Dreading Monday mornings all of the time.  Getting up rushing into the shower and calling out the children to get up and get ready for school.  We all would run to my car and off we went.  Dropping two off at Easterby School and the older one at Kings Canyon Middle school.  Last thing I would say to them as I drove off in a rush to work was, "Love You."   As long as I made it to work on time and all my children in school was what was important at that time in my life.


Time went on, I got older and wiser realizing that plans had to be made.  Goals had to be met.  Life was all about the quality of time spent with loved ones.  No more rushing here and there in the spur of the moment.  My children grew up and had families of their own now. 


Time is important.  I realized that much more when Jeannette was diagnosed with breast cancer.  She didn't have much time left.  Time was the most important thing in her life.  She spent it wisely by having her children be the centerpoint of her life.  At times, it was too much for me to witness how she focused more on making memories with them instead of her health.  It was her life, her time and that is what she wanted. 


I respected all her wishes.  Afterall, her time was running out.




 It ran out on September 3, 2009.

SENDING HAPPY BIRTHDAY WISHES TO HEAVEN

This first week of November, 2014 has been an emotional time for me.  Jeannette's birthday was November 5th.  Scattered all over my bed were pictures of her.  Moments back in time of her as a baby and all the way to her end of life.  I picked up each picture and my mind took me back from 1971 to 2014. 

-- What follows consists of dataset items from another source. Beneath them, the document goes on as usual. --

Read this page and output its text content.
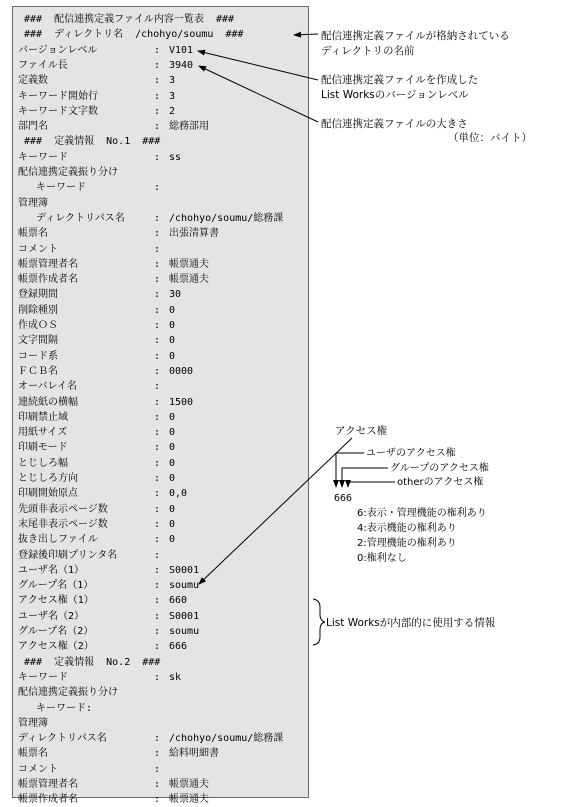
###  配信連携定義ファイル内容一覧表  ###
###  ディレクトリ名  /chohyo/soumu  ###
バージョンレベル	: V101
ファイル長	: 3940
定義数	: 3
キーワード開始行	: 3
キーワード文字数	: 2
部門名	: 総務部用
###  定義情報  No.1  ###
キーワード	: ss
配信連携定義振り分け
キーワード	:
管理簿
ディレクトリパス名	: /chohyo/soumu/総務課
帳票名	: 出張清算書
コメント	:
帳票管理者名	: 帳票通夫
帳票作成者名	: 帳票通夫
登録期間	: 30
削除種別	: 0
作成ＯＳ	: 0
文字間隔	: 0
コード系	: 0
ＦＣＢ名	: 0000
オーバレイ名	:
連続紙の横幅	: 1500
印刷禁止域	: 0
用紙サイズ	: 0
印刷モード	: 0
とじしろ幅	: 0
とじしろ方向	: 0
印刷開始原点	: 0,0
先頭非表示ページ数	: 0
末尾非表示ページ数	: 0
抜き出しファイル	: 0
登録後印刷プリンタ名	:
ユーザ名（1）	: S0001
グループ名（1）	: soumu
アクセス権（1）	: 660
ユーザ名（2）	: S0001
グループ名（2）	: soumu
アクセス権（2）	: 666
###  定義情報  No.2  ###
キーワード	: sk
配信連携定義振り分け
キーワード:
管理簿
ディレクトリパス名	: /chohyo/soumu/総務課
帳票名	: 給料明細書
コメント	:
帳票管理者名	: 帳票通夫
帳票作成者名	: 帳票通夫
配信連携定義ファイルが格納されている
ディレクトリの名前
配信連携定義ファイルを作成した
List Worksのバージョンレベル
配信連携定義ファイルの大きさ
（単位：バイト）
アクセス権
ユーザのアクセス権
グループのアクセス権
otherのアクセス権
666
6:表示・管理機能の権利あり
4:表示機能の権利あり
2:管理機能の権利あり
0:権利なし
List Worksが内部的に使用する情報
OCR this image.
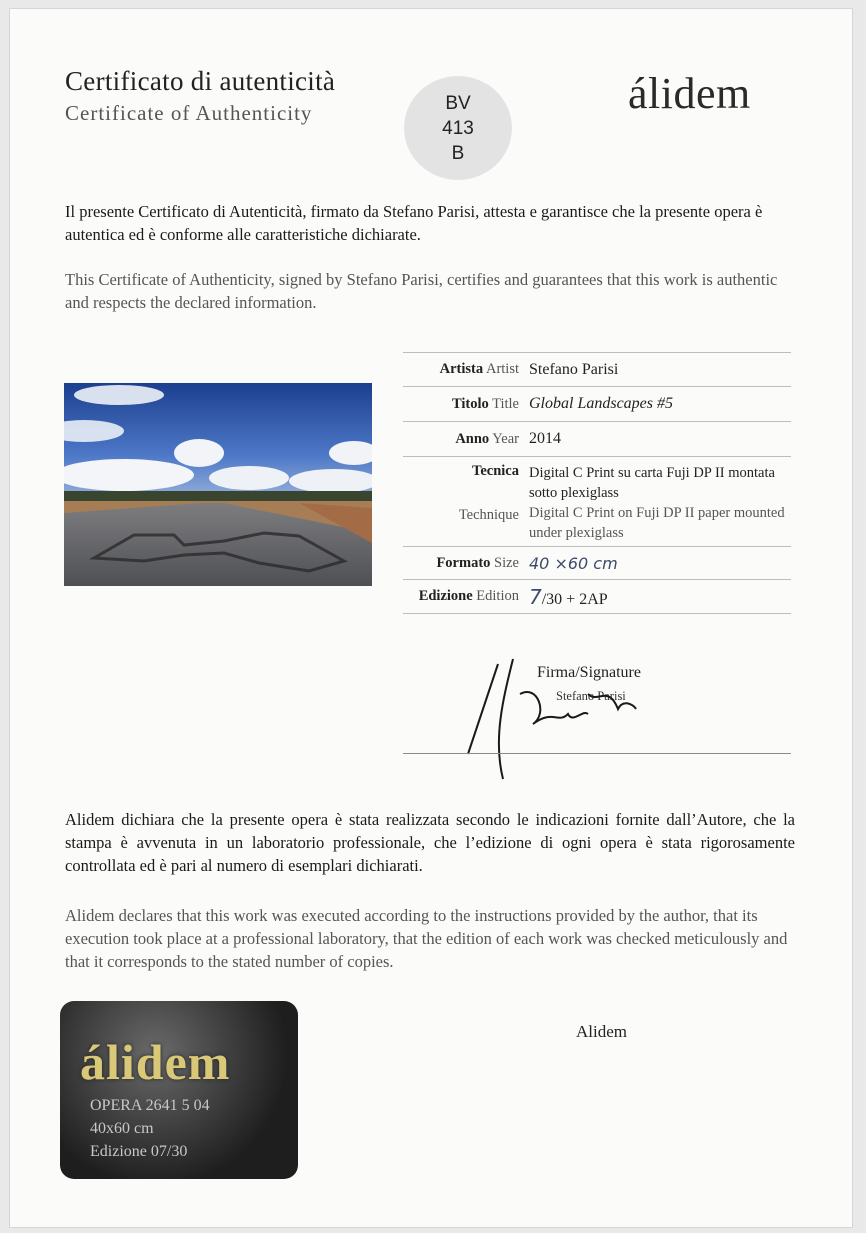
Certificato di autenticità
Certificate of Authenticity	BV
413
B
álidem
Il presente Certificato di Autenticità, firmato da Stefano Parisi, attesta e garantisce che la presente opera è autentica ed è conforme alle caratteristiche dichiarate.
This Certificate of Authenticity, signed by Stefano Parisi, certifies and guarantees that this work is authentic and respects the declared information.
Artista Artist Stefano Parisi
Titolo Title Global Landscapes #5
Anno Year 2014
Tecnica
Technique
Digital C Print su carta Fuji DP II montata sotto plexiglass
Digital C Print on Fuji DP II paper mounted under plexiglass
Formato Size 40 ×60 cm
Edizione Edition 7/30 + 2AP
Firma/Signature
Stefano Parisi
Alidem dichiara che la presente opera è stata realizzata secondo le indicazioni fornite dall’Autore, che la stampa è avvenuta in un laboratorio professionale, che l’edizione di ogni opera è stata rigorosamente controllata ed è pari al numero di esemplari dichiarati.
Alidem declares that this work was executed according to the instructions provided by the author, that its execution took place at a professional laboratory, that the edition of each work was checked meticulously and that it corresponds to the stated number of copies.
álidem
OPERA 2641 5 04
40x60 cm
Edizione 07/30
Alidem
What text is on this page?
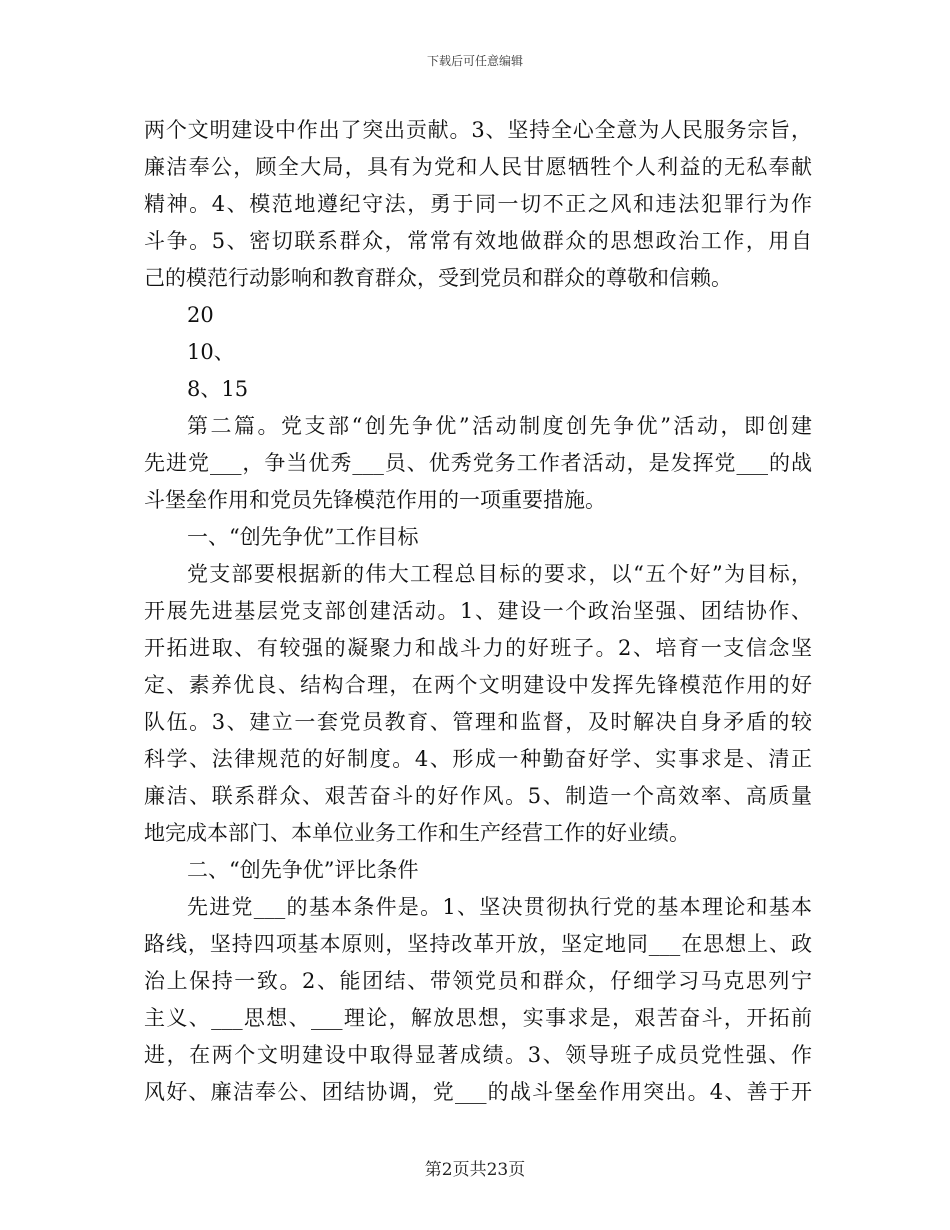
下载后可任意编辑
两个文明建设中作出了突出贡献。3、坚持全心全意为人民服务宗旨，
廉洁奉公，顾全大局，具有为党和人民甘愿牺牲个人利益的无私奉献
精神。4、模范地遵纪守法，勇于同一切不正之风和违法犯罪行为作
斗争。5、密切联系群众，常常有效地做群众的思想政治工作，用自
己的模范行动影响和教育群众，受到党员和群众的尊敬和信赖。
20
10、
8、15
第二篇。党支部“创先争优”活动制度创先争优”活动，即创建
先进党___，争当优秀___员、优秀党务工作者活动，是发挥党___的战
斗堡垒作用和党员先锋模范作用的一项重要措施。
一、“创先争优”工作目标
党支部要根据新的伟大工程总目标的要求，以“五个好”为目标，
开展先进基层党支部创建活动。1、建设一个政治坚强、团结协作、
开拓进取、有较强的凝聚力和战斗力的好班子。2、培育一支信念坚
定、素养优良、结构合理，在两个文明建设中发挥先锋模范作用的好
队伍。3、建立一套党员教育、管理和监督，及时解决自身矛盾的较
科学、法律规范的好制度。4、形成一种勤奋好学、实事求是、清正
廉洁、联系群众、艰苦奋斗的好作风。5、制造一个高效率、高质量
地完成本部门、本单位业务工作和生产经营工作的好业绩。
二、“创先争优”评比条件
先进党___的基本条件是。1、坚决贯彻执行党的基本理论和基本
路线，坚持四项基本原则，坚持改革开放，坚定地同___在思想上、政
治上保持一致。2、能团结、带领党员和群众，仔细学习马克思列宁
主义、___思想、___理论，解放思想，实事求是，艰苦奋斗，开拓前
进，在两个文明建设中取得显著成绩。3、领导班子成员党性强、作
风好、廉洁奉公、团结协调，党___的战斗堡垒作用突出。4、善于开
第2页共23页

She would be 43 years now if Breast Cancer would not have taken her from us.  It was so very sad to see her in such horrific pain for over a year trying to win her battle.  What a warrior she became.  She would set aside her pain and focus on her children by helping them with homework, etc.  I was there in her home witnessing what an awesome mommy she was to her four children. 


We all went to visit her gravesite on her birthday.  Her brother, sister, nieces, nephews, grandfather, aunties and uncles.  Each and everyone of us had special moments with her.  I was emotional and felt awful walking away back to my car leaving her there.  It felt like I was abandoning her and it made me sad. 


Jeannette lives on in spirit.  I am currently wearing her pink robe and slippers as I write this post.  I am also drinking from her coffee cup that says, "Breast Cancer Awareness."  It calms me somewhat when I have something of her.  The robe feels like she is hugging me.  Her slippers feel like she is soothing my feet and her coffee cup feels like she is nourishing me.  Such love coming from her things that I cherish with all my heart.


I love my daughter more than anything in this world.